Il valore del lavoro resta comunque indiscutibile e decisamente utile per comprendere appieno il significato che il nome di Billy Joe Shaver è arrivato a rappresentare nel Texas cantautorale.
A questo punto servirebbe la classica ‘frase ad effetto’ nella speranza di chiudere degnamente questo sforzo amatoriale.
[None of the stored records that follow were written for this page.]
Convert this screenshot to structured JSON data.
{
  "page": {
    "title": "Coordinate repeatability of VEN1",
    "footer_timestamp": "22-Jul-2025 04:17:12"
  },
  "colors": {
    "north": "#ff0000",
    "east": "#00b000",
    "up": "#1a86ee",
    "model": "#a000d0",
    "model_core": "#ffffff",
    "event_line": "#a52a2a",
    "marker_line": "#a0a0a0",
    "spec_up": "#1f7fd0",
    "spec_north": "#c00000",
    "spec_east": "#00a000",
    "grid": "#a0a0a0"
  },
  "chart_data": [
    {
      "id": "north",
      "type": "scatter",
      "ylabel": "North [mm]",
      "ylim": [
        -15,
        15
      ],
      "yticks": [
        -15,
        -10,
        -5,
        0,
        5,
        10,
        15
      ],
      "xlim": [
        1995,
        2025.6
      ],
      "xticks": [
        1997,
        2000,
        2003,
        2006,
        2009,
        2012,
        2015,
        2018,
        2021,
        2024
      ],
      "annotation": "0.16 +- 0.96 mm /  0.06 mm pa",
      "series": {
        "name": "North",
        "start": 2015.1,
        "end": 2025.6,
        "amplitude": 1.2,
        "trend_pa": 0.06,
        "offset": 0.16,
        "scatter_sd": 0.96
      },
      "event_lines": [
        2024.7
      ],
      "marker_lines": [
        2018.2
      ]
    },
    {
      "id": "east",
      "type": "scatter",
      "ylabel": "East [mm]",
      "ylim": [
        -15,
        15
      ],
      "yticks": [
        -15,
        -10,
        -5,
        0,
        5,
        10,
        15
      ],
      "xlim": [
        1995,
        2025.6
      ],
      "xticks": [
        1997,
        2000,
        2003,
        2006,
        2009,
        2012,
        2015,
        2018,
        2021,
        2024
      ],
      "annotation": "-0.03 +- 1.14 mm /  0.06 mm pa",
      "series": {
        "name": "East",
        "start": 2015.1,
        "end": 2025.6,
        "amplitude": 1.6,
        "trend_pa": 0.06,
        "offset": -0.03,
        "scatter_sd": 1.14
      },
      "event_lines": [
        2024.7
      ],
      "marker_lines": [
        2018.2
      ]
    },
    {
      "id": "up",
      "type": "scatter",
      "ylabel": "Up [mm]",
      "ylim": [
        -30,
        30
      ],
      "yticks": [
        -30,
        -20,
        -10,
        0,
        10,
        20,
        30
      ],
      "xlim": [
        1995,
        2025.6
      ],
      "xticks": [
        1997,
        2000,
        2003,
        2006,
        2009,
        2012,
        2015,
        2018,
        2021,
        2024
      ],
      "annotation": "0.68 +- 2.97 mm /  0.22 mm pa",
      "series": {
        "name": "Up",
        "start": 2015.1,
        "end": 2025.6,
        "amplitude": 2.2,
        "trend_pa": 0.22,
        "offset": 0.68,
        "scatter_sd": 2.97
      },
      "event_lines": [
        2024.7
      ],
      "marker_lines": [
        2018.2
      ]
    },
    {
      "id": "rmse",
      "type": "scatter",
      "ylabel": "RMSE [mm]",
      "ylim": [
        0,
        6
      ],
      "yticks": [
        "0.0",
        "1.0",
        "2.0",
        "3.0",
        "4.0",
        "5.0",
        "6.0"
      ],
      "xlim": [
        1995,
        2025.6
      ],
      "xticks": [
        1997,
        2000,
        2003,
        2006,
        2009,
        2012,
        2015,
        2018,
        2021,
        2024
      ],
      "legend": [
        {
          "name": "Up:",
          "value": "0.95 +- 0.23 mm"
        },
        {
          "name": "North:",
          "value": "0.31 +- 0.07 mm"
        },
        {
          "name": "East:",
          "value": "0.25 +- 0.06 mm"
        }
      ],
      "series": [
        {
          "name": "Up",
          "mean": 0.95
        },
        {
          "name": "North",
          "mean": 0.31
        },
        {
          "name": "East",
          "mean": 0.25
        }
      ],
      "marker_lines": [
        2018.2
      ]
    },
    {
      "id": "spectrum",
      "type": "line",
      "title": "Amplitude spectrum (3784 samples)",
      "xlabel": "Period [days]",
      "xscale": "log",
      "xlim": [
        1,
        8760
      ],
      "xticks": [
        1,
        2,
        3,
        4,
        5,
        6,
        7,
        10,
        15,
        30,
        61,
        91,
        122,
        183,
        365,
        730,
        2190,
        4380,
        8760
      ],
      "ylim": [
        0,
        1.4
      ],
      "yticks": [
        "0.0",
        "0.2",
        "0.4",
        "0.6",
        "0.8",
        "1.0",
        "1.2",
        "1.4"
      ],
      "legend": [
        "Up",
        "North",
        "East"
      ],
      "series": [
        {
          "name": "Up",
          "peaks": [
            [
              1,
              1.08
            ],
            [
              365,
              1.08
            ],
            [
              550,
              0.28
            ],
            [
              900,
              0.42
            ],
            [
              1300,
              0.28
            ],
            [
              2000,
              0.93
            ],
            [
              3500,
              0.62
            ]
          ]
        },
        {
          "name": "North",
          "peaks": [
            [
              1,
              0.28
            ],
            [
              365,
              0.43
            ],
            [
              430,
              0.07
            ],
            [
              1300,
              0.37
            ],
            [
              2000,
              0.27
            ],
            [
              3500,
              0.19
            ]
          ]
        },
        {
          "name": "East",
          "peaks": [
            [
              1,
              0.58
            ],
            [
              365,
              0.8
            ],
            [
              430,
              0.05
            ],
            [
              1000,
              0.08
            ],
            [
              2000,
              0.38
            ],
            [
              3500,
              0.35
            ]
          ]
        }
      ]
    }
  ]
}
Preferisco lasciare invece aperto il discorso, nella sincera speranza di un prossimo seguito alla stupenda avventura di un personaggio vero, sìncero, caparbio e profondamente umano quale il grande BILLY JOE SHAVER: long may you run!!

Discografia solista:
Old Five And Dimers Llke Me – Monument KZ 32293 (1973 – LP)
Lately I’ve Been Leanin’ Toward The Blues – MGM (1974 – 45)
It Couldn’t Be Me Without You When l Get My Wings – Capricorn CP 0171 (1976 – LP)
Gypsy Boy – Capricorn CPN 0192 (1977 – LP)
Honky-Tonk Heroes – Bear Family BCD 15775-AH (1994 – CD)
I’m Just An Old Chunk Of Coal – Columbia FC37078 (1981 – LP)
Billy Joe Shaver – Columbia FC 37959 (1982 – LP)
Salt Of The Earth – Columbia FC 40903 (1987 – LP)
Live In Australia – No code available (1989 – TAPE)

Discografia con il figlio Eddy come SHAVER:
Tramp On Your Street Zoo 1 1063 (1993 – CD)
Unshaven: Shaver Live At Smith’s Old Bar – Zoo 11104(1995 – CD)
Highway Of Life – Justice JR 2301 (1996 – CD)
Victory – New West NW6003 (1998 – CD)

Discografia partecipazioni:
Kerrville Folk Festival PSG (1984 – TAPE) esegue I Been To Georgia On A Fast Train
Tulare Dust: Songwriters’ Tribute To Merle Haggard – Hightone HCD 8058 (1994 – CD) esegue Ramblin’ Fever
Texans Live From Mountain Stage – Blue Plate BPM 304 ( 1995 – CD) esegue I Been To Georgia On A Fast Train.